The Redwood Health System’s commitment to equity grows each year. They have developed a robust institutional diversity, inclusion, and equity program in the health system. They are making progress in diversifying their staff, and staff satisfaction scores are increasing. Their employees feel proud to work for an organization that cares about their well-being and that of their surrounding community. Their community engagement and anchor institution initiatives are growing. They begin to advocate for policy changes to promote equity. The Redwood Health System advocates locally for a living wage initiative, affordable housing, and a Sanctuary City policy and, nationally, for the preservation and strengthening of the Affordable Care Act.

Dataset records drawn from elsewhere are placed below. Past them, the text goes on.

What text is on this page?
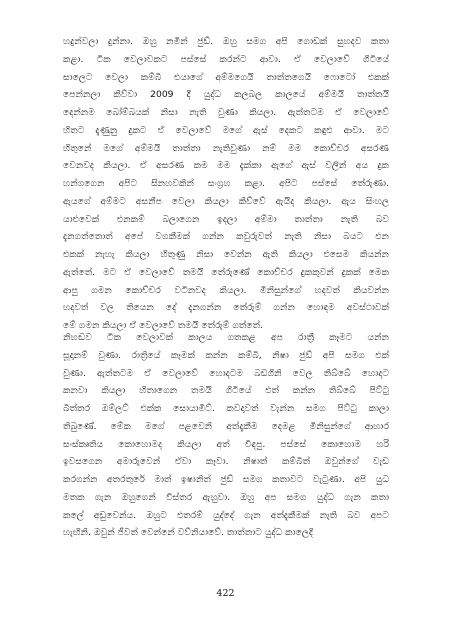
හදුන්වලා දුන්නා. ඔහු නමින් ජුඩ්. ඔහු සමග අපි ගොඩක් සුහදව කතා
කළා. ටික වෙලාවකට පස්සේ කරන්ට ආවා. ඒ වෙලාවේ ගිටියේ
සාලෙට වෙලා කම්බි එයාගේ අම්මගෙයි තාත්තගෙයි ෆොටෝ එකක්
පෙන්නලා කිව්වා 2009 දී යුද්ධ කලබල කාලයේ අම්මයි තාත්තයි
දෙන්නම බෝම්බයක් නිසා නැති වුණා කියලා. ඇත්තටම ඒ වෙලාවේ
හිතට දැණුනු දුකට ඒ වෙලාවේ මගේ ඇස් දෙකට කඳුළු ආවා. මට
හිතුනේ මගේ අම්මයි තාත්තා නැතිවුණා නම් මම කොච්චර අසරණ
වෙනවද කියලා. ඒ අසරණ කම මම දැක්කා ඇගේ ඇස් වලින් අය දුක
හන්ගගෙන අපිට සිනහවකින් සංග්‍රහ කළා. අපිට පස්සේ තේරුණා.
ඇයගේ අම්මට අසනීප වෙලා කියලා කිව්වේ ඇයිද කියලා. ඇය සිංහල
යාළුවෙක් එනකම් බලාගෙන ඉදලා අම්මා තාත්තා නැති බව
දැනගත්තොත් අපේ වගකීමක් ගන්න කවුරුවත් නැති නිසා බයට එන
එකක් නැහැ කියලා හිතුණු නිසා වෙන්න ඇති කියලා එසෙම කියන්න
ඇත්තේ. මට ඒ වෙලාවේ තමයි තේරුණේ කොච්චර දුකකුවන් දුකක් මෙක
ආපු ගමන කොච්චර වටිනවද කියලා. මිනිසුන්ගේ හදවත් කියවන්න
හදවත් වල තියෙන දේ දැනගන්න තේරුම් ගන්න හොඳම අවස්ථාවක්
මේ ගමන කියලා ඒ වෙලාවේ තමයි තේරුම් ගත්තේ.
නිහඬව ටික වෙලාවක් කාලය ගතකළ අප රාත්‍රී කෑමට යන්න
සූදානම් වුණා. රාත්‍රියේ කෑමක් කන්න කම්බි, නිෂා ජුඩ් අපි සමග එක්
වුණා. ඇත්තටම ඒ වෙලාවේ හොදටම බඩගිනි වෙල තිබ්බේ හොදට
කනවා කියලා හිතාගෙන තමයි ගිටියේ එත් කන්න තිබ්බේ පිට්ටු
බිත්තර ඔම්ලට් එක්ක සොයාමීට්. කවදාවත් වැන්න සමග පිට්ටු කාලා
තිබුණේ. මේක මගේ පළවෙනි අත්දැකීම දෙමළ මිනිසුන්ගේ ආහාර
සංස්කෘතිය කොහොමද කියලා අත් විඳපු. පස්සේ කොහොම හරි
ඉවසගෙන අමාරුවෙන් ඒවා කෑවා. නිෂාත් කම්බිත් ඔවුන්ගේ වැඩ
කරගන්න අතරතුරේ මාත් ඉෂානිත් ජුඩ් සමග කතාවට වැටුණා. අපි යුධ
මතක ගැන ඔහුගෙන් විස්තර ඇහුවා. ඔහු අප සමග යුද්ධ ගැන කතා
කලේ අඩුවෙන්ය. ඔහුට එතරම් යුද්දේ ගැන අත්දැකීමක් නැති බව අපට
හැඟිනි. ඔවුන් ජීවත් වෙන්නේ වව්නියාවේ. තාත්තාට යුද්ධ කාලෙදි
422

Ideally, trauma-informed care will prompt examination of all of the ways in which injustice and inequity cause and perpetuate trauma and its associated health disparities [104, 105]. Healthcare systems and staff can address the discrimination and oppression that cause trauma through fostering diversity, inclusion, and equity within their own organizations. Healthcare systems and staff, who see how the structural roots of trauma are based in oppression, look beyond the walls of the clinic or hospital [98]. They understand that access to employment that pays a living wage and education that promotes social mobility, especially in locations with large income and wealth disparities, markedly reduces trauma. They know that sufficient income and the means to secure stable housing, healthy food, affordable transportation, access to nature [106], recreation, cultural resources, and other social supports reduce trauma and promote resilience. They commit to dismantling discriminatory policies and programs that have resulted in social and health inequities. Trauma-informed healthcare systems and staff advocate for equity for individuals, families, and communities, especially for those who are most marginalized and under-resourced, to generate shared resilience and communal healing.

Key Concepts

  • Trauma is a nearly universal human experience but is more common in vulnerable populations.

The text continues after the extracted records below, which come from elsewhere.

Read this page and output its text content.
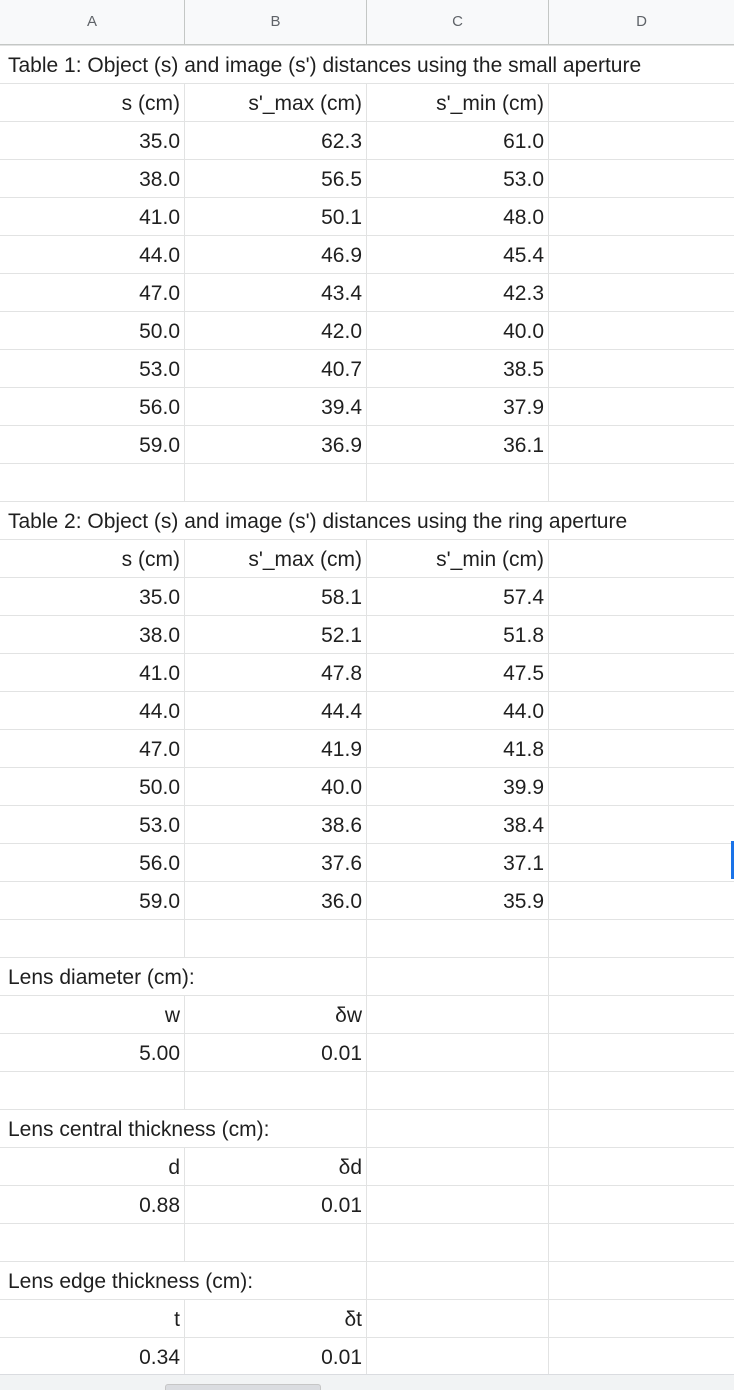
A	B	C	D
Table 1: Object (s) and image (s') distances using the small aperture
s (cm)	s'_max (cm)	s'_min (cm)
35.0	62.3	61.0
38.0	56.5	53.0
41.0	50.1	48.0
44.0	46.9	45.4
47.0	43.4	42.3
50.0	42.0	40.0
53.0	40.7	38.5
56.0	39.4	37.9
59.0	36.9	36.1
Table 2: Object (s) and image (s') distances using the ring aperture
s (cm)	s'_max (cm)	s'_min (cm)
35.0	58.1	57.4
38.0	52.1	51.8
41.0	47.8	47.5
44.0	44.4	44.0
47.0	41.9	41.8
50.0	40.0	39.9
53.0	38.6	38.4
56.0	37.6	37.1
59.0	36.0	35.9
Lens diameter (cm):
w	δw
5.00	0.01
Lens central thickness (cm):
d	δd
0.88	0.01
Lens edge thickness (cm):
t	δt
0.34	0.01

  • Childhood trauma results in later adulthood high-risk behaviors and disease.

  • Individual, family, community and societal risk and protective factors and resiliency affects the prevalence and experience of all types of violence and trauma.

  • Trauma-informed care holds promise for improving health outcomes and helping to break the cycle of intergenerational transmission of trauma.

  • Trauma-informed systems change is a process that leads to equity.